L’identité et la culture dans un monde d’interconnexions doivent être appréhendées comme inventives et mobiles, syncrétiques, mélangées, comme en transformation, comme un processus d´invention hybride, nourri par les apports de l´extérieur. Le terme de «culture hybride» est utilisé par l’anthropologue du sud l’argentin Néstor Garcia Canclini, en consonance avec les écrits de James Clifford, pour montrer, dans le contexte de la montée en puissance d´un marché économique et symbolique transnational, l´idée de culture doit être séparée de celle du territoire, local ou national, à laquelle elle a été systématiquement associée, pour être , au contraire, appréhendée à partir des divers mélanges interculturels ou interactions qui lui donnent forme. Selon le même anthropologue des hybridations: «Aujourd’hui Toutes les cultures sont des cultures frontières, perdant la relation exclusive avec leur territoire, mais gagnant en communication avec les autres cultures», à l’image de la ville cosmopolite de Tijuana, principale zone de passage pour les flux migratoires latino-américains vers les États-Unis.
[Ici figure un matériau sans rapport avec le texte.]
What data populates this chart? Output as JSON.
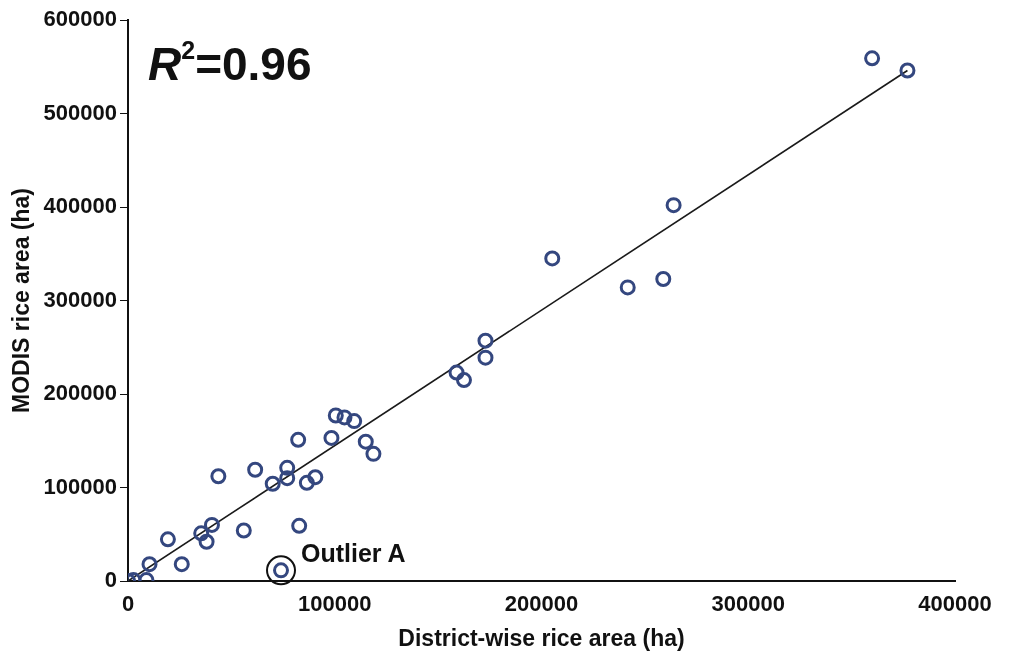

L’anthropologue vivant aux États-Unis, Arjun Appadurai. Professeur à l´université de Chicago, qui met au cœur de sa pensée la notion de flux, comme l’explique son préfacier français Marc Abèlès, ce qui définit le monde contemporain, c’est la circulation, bien plus que les structures et les organisations stables. Dans son livre fort influent, «Après le colonialisme. Les conséquences culturelles de la globalisation», Arjun, propose pour comprendre ce monde une théorie générale des processus culturels globaux, articulée autour des médias électroniques et des migrations dont les flux décuplés sont présentés comme ayant des effets conjugués sur le travail de l’imagination en tant que trait constitutif de la subjectivité moderne. Partant des analyses de Benedict Anderson pour qui l’émergence de la nation, définie comme une communauté imaginée, est intimement liée au développement de la presse écrite et à l’avènement d’un capitalisme de l’imprimé, grâce auquel les lecteurs se sentent appartenir à un ensemble, national, plus vaste, Arjun montre comment, à l’aide des moyens de communication électroniques, et des liens qu’ils tissent par-delà les frontières, se forment de nouvelles communautés imaginées transnationales qui rompent les loyautés nationales. Jürgen Habermas, de son côté, développe le concept de patriotisme constitutionnel pour souligner la séparation entre le sentiment d’appartenance qu’implique la citoyenneté nationale et sa pratique juridique au-delà des cadres de l’état nation.

Par Mustafa Akalay Nasser

Directeur à L’Esmab UPF Fès.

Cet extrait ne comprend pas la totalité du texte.